Let’s put this in perspective. Uber has faced protectionist laws in local markets all across the country. Among other things, the laws prevent Uber’s cars from picking up customers within an hour of when they are called, they impose minimum fares, and they prohibit Uber’s vehicles from coming within 200 feet of a restaurant, hotel, or bar. Uber is trying to get around all these idiotic laws and to give customers a better service for their taxi buck. The company doesn’t oppose having insurance or safe business practices, and it isn’t trying to “blow up” the government. It opposes laws that force it out of local markets so the gang at city hall can hand a monopoly over to existing taxi businesses—businesses that have remained essentially the same for about century.
Leonard’s response is to say, in essence: deal with it, Kalanick.
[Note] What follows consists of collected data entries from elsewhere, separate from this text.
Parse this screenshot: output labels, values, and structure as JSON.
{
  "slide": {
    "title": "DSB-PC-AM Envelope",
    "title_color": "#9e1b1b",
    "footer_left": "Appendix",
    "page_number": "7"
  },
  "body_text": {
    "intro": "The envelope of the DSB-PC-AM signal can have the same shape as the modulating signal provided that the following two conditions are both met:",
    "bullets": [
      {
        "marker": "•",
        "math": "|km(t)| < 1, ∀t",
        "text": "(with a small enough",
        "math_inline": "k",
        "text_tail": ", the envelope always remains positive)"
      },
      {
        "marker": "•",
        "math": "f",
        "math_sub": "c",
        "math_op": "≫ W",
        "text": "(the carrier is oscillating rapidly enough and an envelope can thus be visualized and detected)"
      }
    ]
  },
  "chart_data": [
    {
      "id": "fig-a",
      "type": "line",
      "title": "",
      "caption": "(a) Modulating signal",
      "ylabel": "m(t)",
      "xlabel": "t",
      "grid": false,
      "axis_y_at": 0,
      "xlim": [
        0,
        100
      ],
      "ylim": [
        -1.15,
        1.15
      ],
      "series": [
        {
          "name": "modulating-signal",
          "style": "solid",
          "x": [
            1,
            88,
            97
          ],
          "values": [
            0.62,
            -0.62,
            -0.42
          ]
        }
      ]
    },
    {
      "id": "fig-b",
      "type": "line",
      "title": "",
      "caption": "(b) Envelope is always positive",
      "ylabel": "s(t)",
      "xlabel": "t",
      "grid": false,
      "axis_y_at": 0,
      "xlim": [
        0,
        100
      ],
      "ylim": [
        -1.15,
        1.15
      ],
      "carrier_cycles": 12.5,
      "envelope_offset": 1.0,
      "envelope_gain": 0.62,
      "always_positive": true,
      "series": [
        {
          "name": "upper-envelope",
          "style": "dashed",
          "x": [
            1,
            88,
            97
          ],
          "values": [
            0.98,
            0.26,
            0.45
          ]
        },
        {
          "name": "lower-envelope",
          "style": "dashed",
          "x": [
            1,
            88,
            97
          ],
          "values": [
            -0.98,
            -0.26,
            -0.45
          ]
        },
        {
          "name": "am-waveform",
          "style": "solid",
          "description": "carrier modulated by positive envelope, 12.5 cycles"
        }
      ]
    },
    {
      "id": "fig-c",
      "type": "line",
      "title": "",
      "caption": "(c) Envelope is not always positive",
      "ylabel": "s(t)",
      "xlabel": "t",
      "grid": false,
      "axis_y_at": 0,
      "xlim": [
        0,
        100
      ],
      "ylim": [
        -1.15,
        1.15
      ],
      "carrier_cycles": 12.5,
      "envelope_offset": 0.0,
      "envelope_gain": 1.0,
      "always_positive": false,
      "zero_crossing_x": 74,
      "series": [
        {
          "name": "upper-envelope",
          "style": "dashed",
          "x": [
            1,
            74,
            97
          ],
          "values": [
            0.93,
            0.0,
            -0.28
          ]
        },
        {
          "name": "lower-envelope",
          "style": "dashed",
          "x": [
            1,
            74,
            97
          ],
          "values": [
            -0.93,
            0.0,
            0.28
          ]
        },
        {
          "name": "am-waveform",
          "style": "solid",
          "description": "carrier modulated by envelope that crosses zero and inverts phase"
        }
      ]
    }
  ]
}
That’s life. To hell with innovation. To hell with customers who want transportation better suited to the 21st century than the 19th. To hell with the many drivers whose businesses will boom because of Uber. Don’t fight; accept. And above all, ignore the one thinker who made clear that the battle against laws like these is primarily a moral battle and that people who fight these battles are heroic.
Funny, I thought people on the left fancied themselves champions of morality, justice, and progress.
Here’s a little speculation of my own. Ayn Rand’s critics understand that if you want to defeat capitalism, you need to defeat its best defender. Ayn Rand is certainly that. At least they know where to aim their slings and arrows.